Anti-Patterns to Avoid

  1. Running mutation tests on every commit -- Full mutation testing is computationally expensive. Running it on every commit wastes CI resources and slows down the feedback loop. Use incremental mutation testing for pull requests.

  2. Ignoring equivalent mutants -- Failing to identify and exclude equivalent mutants inflates the number of "surviving" mutants and makes the metric noisy. Regularly review survivors and mark equivalents.

  3. Adding trivial tests to kill mutants -- Writing

    expect(result).not.toBeUndefined()
    to kill a return value mutant is not meaningful. The test must verify the correct value, not just the presence of a value.

  4. Mutating test files -- Never include test files in the mutation scope. This produces meaningless results and wastes computation.

  5. Using mutation testing without code coverage -- Mutation testing on uncovered code always produces "no coverage" results. Run code coverage first to identify untested areas, then run mutation testing on the covered code.

  6. Setting the threshold too high too soon -- A team new to mutation testing should not immediately set

    thresholds.break: 80
    . Start low and increase gradually as the team develops the discipline.

  7. Treating all mutation operators equally -- A surviving

    StringLiteral
    mutation in a log message is far less dangerous than a surviving
    ConditionalBoundary
    mutation in an authorization check. Prioritize by operator and context.
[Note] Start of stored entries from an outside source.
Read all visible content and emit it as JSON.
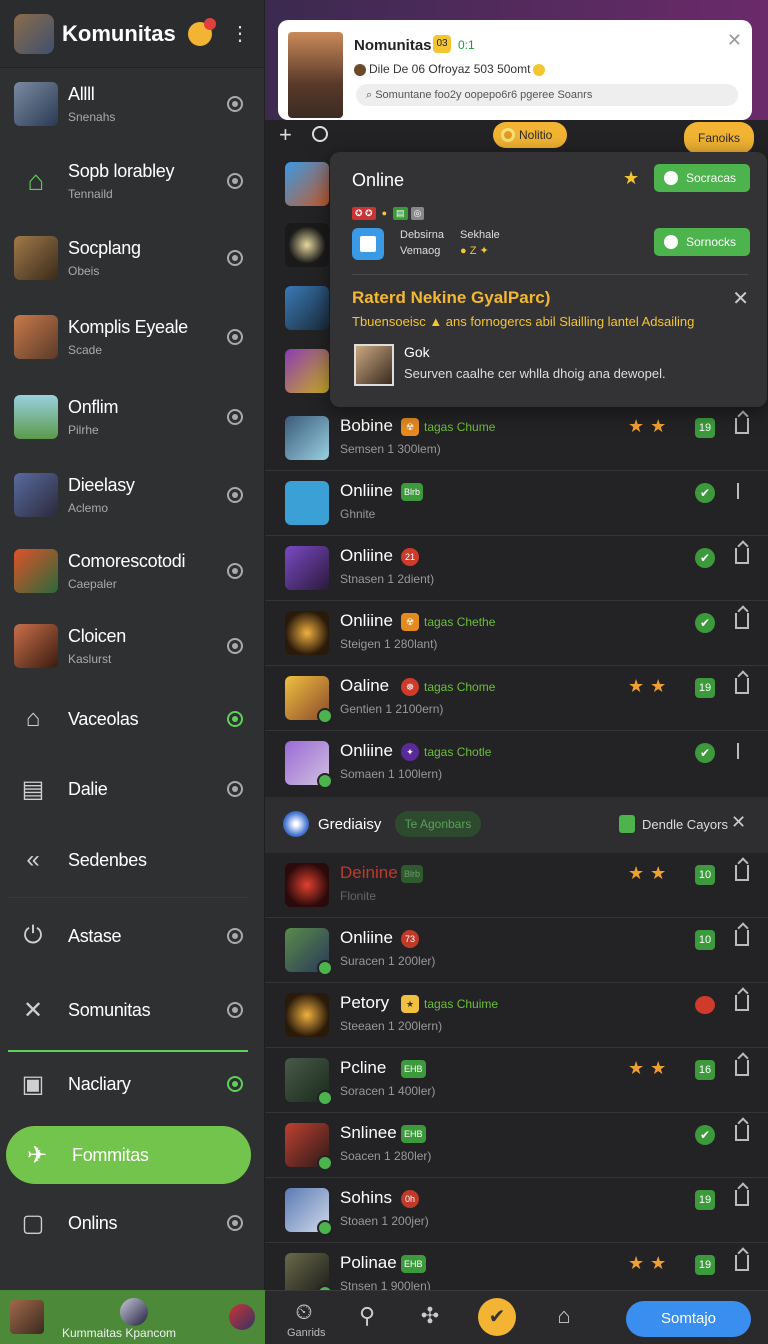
{
  "sidebar": {
    "title": "Komunitas",
    "items": [
      {
        "name": "Allll",
        "sub": "Snenahs"
      },
      {
        "name": "Sopb lorabley",
        "sub": "Tennaild"
      },
      {
        "name": "Socplang",
        "sub": "Obeis"
      },
      {
        "name": "Komplis Eyeale",
        "sub": "Scade"
      },
      {
        "name": "Onflim",
        "sub": "Pilrhe"
      },
      {
        "name": "Dieelasy",
        "sub": "Aclemo"
      },
      {
        "name": "Comorescotodi",
        "sub": "Caepaler"
      },
      {
        "name": "Cloicen",
        "sub": "Kaslurst"
      }
    ],
    "nav": [
      {
        "name": "Vaceolas"
      },
      {
        "name": "Dalie"
      },
      {
        "name": "Sedenbes"
      },
      {
        "name": "Astase"
      },
      {
        "name": "Somunitas"
      },
      {
        "name": "Nacliary"
      }
    ],
    "active": "Fommitas",
    "last": "Onlins",
    "footer_label": "Kummaitas Kpancom",
    "colors": {
      "accent": "#73c44d",
      "footer": "#4c8a39"
    }
  },
  "notification": {
    "title": "Nomunitas",
    "tag": "03",
    "count": "0:1",
    "meta": "Dile De   06 Ofroyaz 503 50omt",
    "search": "Somuntane foo2y oopepo6r6 pgeree Soanrs"
  },
  "toolbar": {
    "pill1": "Nolitio",
    "pill2": "Fanoiks"
  },
  "popover": {
    "status": "Online",
    "btn1": "Socracas",
    "btn2": "Sornocks",
    "line1a": "Debsirna",
    "line1b": "Vemaog",
    "line2a": "Sekhale",
    "line2b": "● Z ✦",
    "header": "Raterd Nekine GyalParc)",
    "desc": "Tbuensoeisc ▲ ans fornogercs abil Slailling lantel Adsailing",
    "person": "Gok",
    "message": "Seurven caalhe cer whlla dhoig ana dewopel."
  },
  "rows_a": [
    {
      "title": "Bobine",
      "sub": "Semsen 1 300lem)",
      "extra": "tagas Chume",
      "badge": "☢",
      "num": "19"
    },
    {
      "title": "Onliine",
      "sub": "Ghnite",
      "badge": "Blrb"
    },
    {
      "title": "Onliine",
      "sub": "Stnasen 1 2dient)",
      "badge": "21"
    },
    {
      "title": "Onliine",
      "sub": "Steigen 1 280lant)",
      "extra": "tagas Chethe",
      "badge": "☢"
    },
    {
      "title": "Oaline",
      "sub": "Gentien 1 2100ern)",
      "extra": "tagas Chome",
      "badge": "☸",
      "num": "19"
    },
    {
      "title": "Onliine",
      "sub": "Somaen 1 100lern)",
      "extra": "tagas Chotle",
      "badge": "✦"
    }
  ],
  "group": {
    "name": "Grediaisy",
    "pill": "Te Agonbars",
    "label": "Dendle Cayors"
  },
  "rows_b": [
    {
      "title": "Deinine",
      "sub": "Flonite",
      "badge": "Blrb",
      "num": "10"
    },
    {
      "title": "Onliine",
      "sub": "Suracen 1 200ler)",
      "badge": "73",
      "num": "10"
    },
    {
      "title": "Petory",
      "sub": "Steeaen 1 200lern)",
      "extra": "tagas Chuime",
      "badge": "★"
    },
    {
      "title": "Pcline",
      "sub": "Soracen 1 400ler)",
      "badge": "EHB",
      "num": "16"
    },
    {
      "title": "Snlinee",
      "sub": "Soacen 1 280ler)",
      "badge": "EHB"
    },
    {
      "title": "Sohins",
      "sub": "Stoaen 1 200jer)",
      "badge": "0h",
      "num": "19"
    },
    {
      "title": "Polinae",
      "sub": "Stnsen 1 900len)",
      "badge": "EHB",
      "num": "19"
    }
  ],
  "bottom": {
    "label": "Ganrids",
    "button": "Somtajo"
  }
}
  8. Not configuring timeout properly -- Mutation testing can produce infinite loops. Configure

    timeoutMS
    and
    timeoutFactor
    to kill hung mutants promptly.

  9. Running mutations on generated code -- Auto-generated files (GraphQL types, API clients, Prisma models) should be excluded from mutation testing. They are not hand-written and their correctness is the responsibility of the generator.

  10. Discarding the mutation report after the pipeline -- Archive mutation reports and compare them over time. The historical trend is as valuable as any single report.

Debugging Tips

  1. When Stryker is extremely slow, check the

    coverageAnalysis
    setting. Switching from
    'off'
    to
    'perTest'
    can reduce run time by 10x because only relevant tests are executed for each mutant.
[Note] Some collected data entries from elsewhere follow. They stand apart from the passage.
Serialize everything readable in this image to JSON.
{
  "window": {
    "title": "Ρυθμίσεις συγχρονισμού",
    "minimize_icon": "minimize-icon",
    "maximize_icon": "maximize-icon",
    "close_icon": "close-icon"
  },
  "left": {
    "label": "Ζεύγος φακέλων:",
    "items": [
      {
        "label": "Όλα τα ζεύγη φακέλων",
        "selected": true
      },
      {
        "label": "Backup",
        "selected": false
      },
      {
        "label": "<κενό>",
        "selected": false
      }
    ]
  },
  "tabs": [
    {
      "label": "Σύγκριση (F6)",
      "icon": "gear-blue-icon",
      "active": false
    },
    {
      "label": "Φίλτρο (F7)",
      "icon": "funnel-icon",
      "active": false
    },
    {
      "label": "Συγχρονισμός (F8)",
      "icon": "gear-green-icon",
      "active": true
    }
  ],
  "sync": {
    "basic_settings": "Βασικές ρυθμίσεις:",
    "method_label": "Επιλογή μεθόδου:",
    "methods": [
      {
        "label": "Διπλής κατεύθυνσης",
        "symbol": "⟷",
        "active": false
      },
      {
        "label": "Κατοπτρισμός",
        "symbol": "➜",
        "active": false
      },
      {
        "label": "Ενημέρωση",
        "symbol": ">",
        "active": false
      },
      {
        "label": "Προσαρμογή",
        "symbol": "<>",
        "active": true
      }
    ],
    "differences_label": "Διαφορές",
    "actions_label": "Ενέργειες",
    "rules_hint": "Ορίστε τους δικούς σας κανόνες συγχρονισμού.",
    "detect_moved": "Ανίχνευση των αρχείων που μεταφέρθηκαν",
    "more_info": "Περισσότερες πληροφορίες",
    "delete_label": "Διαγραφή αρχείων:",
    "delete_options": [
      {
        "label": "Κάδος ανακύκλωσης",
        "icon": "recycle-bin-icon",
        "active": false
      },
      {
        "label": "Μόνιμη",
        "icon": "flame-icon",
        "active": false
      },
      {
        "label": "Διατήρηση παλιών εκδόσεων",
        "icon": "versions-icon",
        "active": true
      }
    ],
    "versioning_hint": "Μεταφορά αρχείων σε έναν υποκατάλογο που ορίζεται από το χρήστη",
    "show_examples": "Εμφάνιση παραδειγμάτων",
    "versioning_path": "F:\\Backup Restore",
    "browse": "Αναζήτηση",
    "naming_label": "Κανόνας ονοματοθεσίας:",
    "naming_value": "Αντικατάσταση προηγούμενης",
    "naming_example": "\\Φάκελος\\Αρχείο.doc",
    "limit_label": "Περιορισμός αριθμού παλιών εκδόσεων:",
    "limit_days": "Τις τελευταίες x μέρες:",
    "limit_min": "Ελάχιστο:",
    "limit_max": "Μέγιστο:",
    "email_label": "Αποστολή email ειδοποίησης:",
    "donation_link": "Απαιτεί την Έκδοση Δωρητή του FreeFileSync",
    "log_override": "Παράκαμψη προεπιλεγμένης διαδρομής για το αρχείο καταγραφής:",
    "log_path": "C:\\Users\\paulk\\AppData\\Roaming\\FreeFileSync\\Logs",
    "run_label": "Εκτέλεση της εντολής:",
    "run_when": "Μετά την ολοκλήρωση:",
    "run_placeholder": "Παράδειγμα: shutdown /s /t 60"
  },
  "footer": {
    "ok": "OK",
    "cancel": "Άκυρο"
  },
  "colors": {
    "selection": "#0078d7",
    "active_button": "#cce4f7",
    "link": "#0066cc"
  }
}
  2. When many mutants have "no coverage" status, your test suite has gaps. Run a standard code coverage report to identify untested lines, write tests for them, and then re-run mutation testing.

  3. When the same mutation operator survives across many files, the test suite has a systematic weakness. For example, if

    ConditionalBoundary
    mutants survive everywhere, the team is not writing boundary value tests consistently.

  4. When Stryker fails to start, verify the test runner package is installed (

    @stryker-mutator/vitest-runner
    or
    @stryker-mutator/jest-runner
    ) and that the config file path is correct.

  5. When mutants time out instead of being killed, the mutation creates an infinite loop. This is a legitimate "kill" (the test would hang). Stryker counts timeouts as killed by default. Verify this in your configuration.

  6. When the mutation score is artificially high, check for equivalent mutants. A high score with many equivalent mutants is misleading. Review the survivors and equivalents manually.

  7. When tests fail during mutation testing but pass normally, the tests may have shared state or ordering dependencies. Mutation testing runs tests in isolation. Fix the test dependencies first.

  8. When the TypeScript checker rejects too many mutants, it may be overly strict. Consider relaxing the checker or using

    --checkers []
    to disable it and rely solely on test execution.

  9. When CI runs exceed the time limit, reduce the mutation scope to high-risk files only. Use the

    mutate
    array to target specific directories or files.

  10. When team members resist mutation testing, start with a single critical module. Demonstrate the value by showing a surviving mutant that represents a real untested scenario. Concrete examples persuade better than abstract metrics.